North Macedonia (Security threat level – 3): On 10 March 2021, the U.K. Foreign, Commonwealth and Development Office (FCDO) issued updated travel advice for North Macedonia, which reads in part as follows: “On 10 March, the Government of North Macedonia introduced a nationwide curfew, which all citizens, with a few exceptions for key workers, must obey. From Wednesday 10 March 2021 up to Monday 22 March 2021, the movement of people and public transport vehicles is banned between 10 pm until 5 am the next day.
“The curfew does not apply to people in need of emergency medical assistance but permission must be sought from the local police prior to travel.
“The curfew does not apply for passengers arriving or departing from international airports with a valid ticket. Travellers that are transiting through the country will not be allowed to stay in the territory for more than three hours after crossing the border.”

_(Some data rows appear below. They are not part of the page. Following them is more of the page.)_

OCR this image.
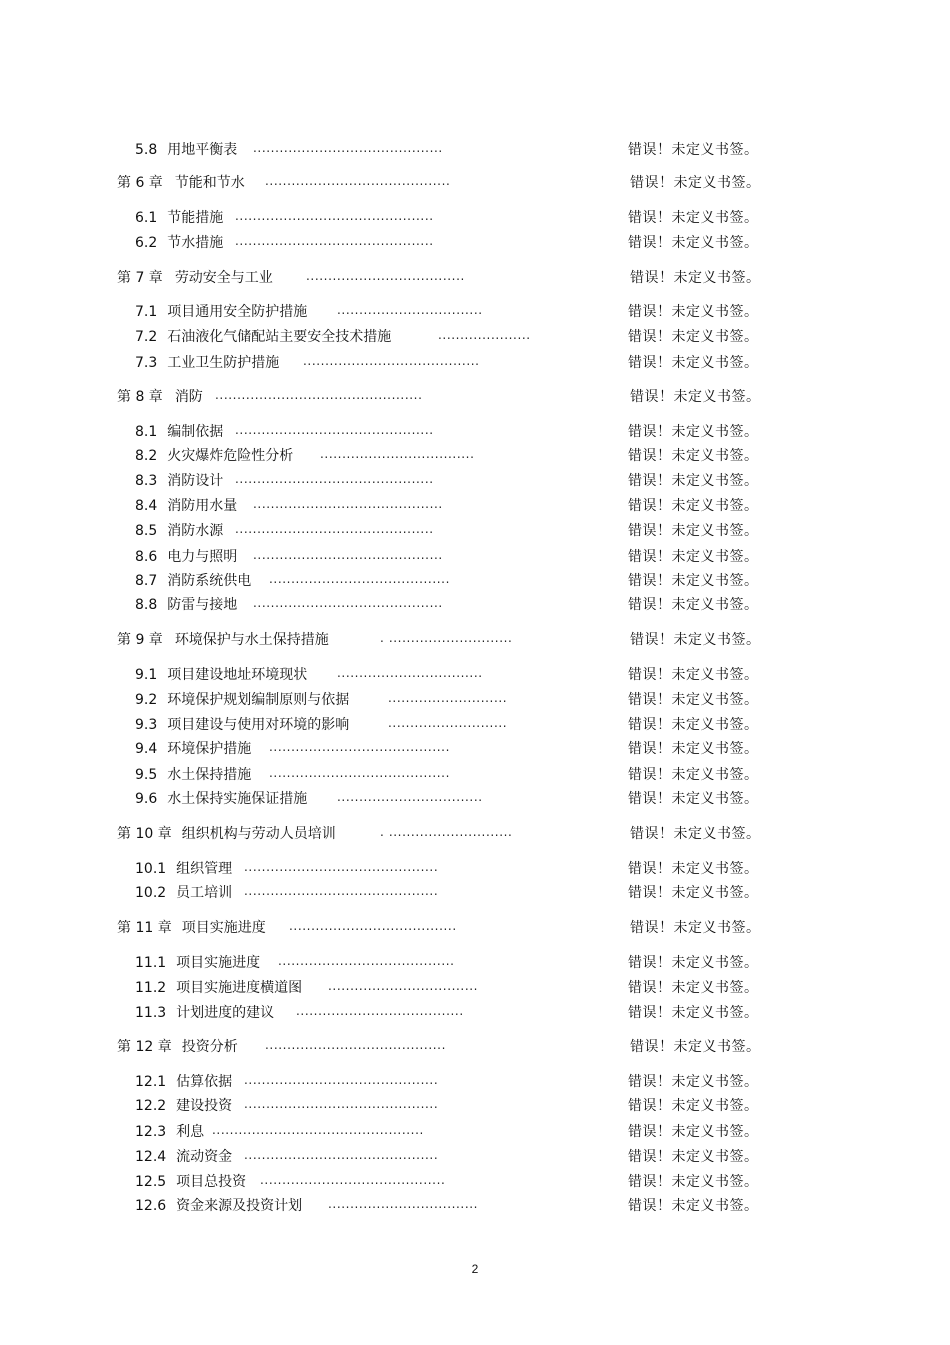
5.8 用地平衡表 ...........................................	错误！未定义书签。
第 6 章 节能和节水 ..........................................	错误！未定义书签。
6.1 节能措施 .............................................	错误！未定义书签。
6.2 节水措施 .............................................	错误！未定义书签。
第 7 章 劳动安全与工业	....................................	错误！未定义书签。
7.1 项目通用安全防护措施 .................................	错误！未定义书签。
7.2 石油液化气储配站主要安全技术措施	.....................	错误！未定义书签。
7.3 工业卫生防护措施 ........................................	错误！未定义书签。
第 8 章 消防 ...............................................	错误！未定义书签。
8.1 编制依据 .............................................	错误！未定义书签。
8.2 火灾爆炸危险性分析 ...................................	错误！未定义书签。
8.3 消防设计 .............................................	错误！未定义书签。
8.4 消防用水量 ...........................................	错误！未定义书签。
8.5 消防水源 .............................................	错误！未定义书签。
8.6 电力与照明 ...........................................	错误！未定义书签。
8.7 消防系统供电 .........................................	错误！未定义书签。
8.8 防雷与接地 ...........................................	错误！未定义书签。
第 9 章 环境保护与水土保持措施	. ............................	错误！未定义书签。
9.1 项目建设地址环境现状 .................................	错误！未定义书签。
9.2 环境保护规划编制原则与依据	...........................	错误！未定义书签。
9.3 项目建设与使用对环境的影响	...........................	错误！未定义书签。
9.4 环境保护措施 .........................................	错误！未定义书签。
9.5 水土保持措施 .........................................	错误！未定义书签。
9.6 水土保持实施保证措施 .................................	错误！未定义书签。
第 10 章 组织机构与劳动人员培训	. ............................	错误！未定义书签。
10.1 组织管理 ............................................	错误！未定义书签。
10.2 员工培训 ............................................	错误！未定义书签。
第 11 章 项目实施进度 ......................................	错误！未定义书签。
11.1 项目实施进度 ........................................	错误！未定义书签。
11.2 项目实施进度横道图 ..................................	错误！未定义书签。
11.3 计划进度的建议 ......................................	错误！未定义书签。
第 12 章 投资分析 .........................................	错误！未定义书签。
12.1 估算依据 ............................................	错误！未定义书签。
12.2 建设投资 ............................................	错误！未定义书签。
12.3 利息 ................................................	错误！未定义书签。
12.4 流动资金 ............................................	错误！未定义书签。
12.5 项目总投资 ..........................................	错误！未定义书签。
12.6 资金来源及投资计划 ..................................	错误！未定义书签。
2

Senegal (Security threat level – 3): On 11 March 2021, the U.S. Embassy in Dakar issued a Demonstration Alert, which reads in part as follows: “Potential for demonstration activity throughout Senegal during the weekend (March 12-March 14).
“Despite the recent calm, demonstration activity throughout Senegal remains a possibility this weekend, particularly Saturday afternoon. Demonstrations may occur with little to no advance notice.
“U.S. citizens are encouraged to avoid any locations where demonstrations are ongoing. Blocking streets and intersections as well as burning tires is a common part of these demonstrations and often leads to significant traffic delays. A large police presence may be indicative of anticipated protest activity.”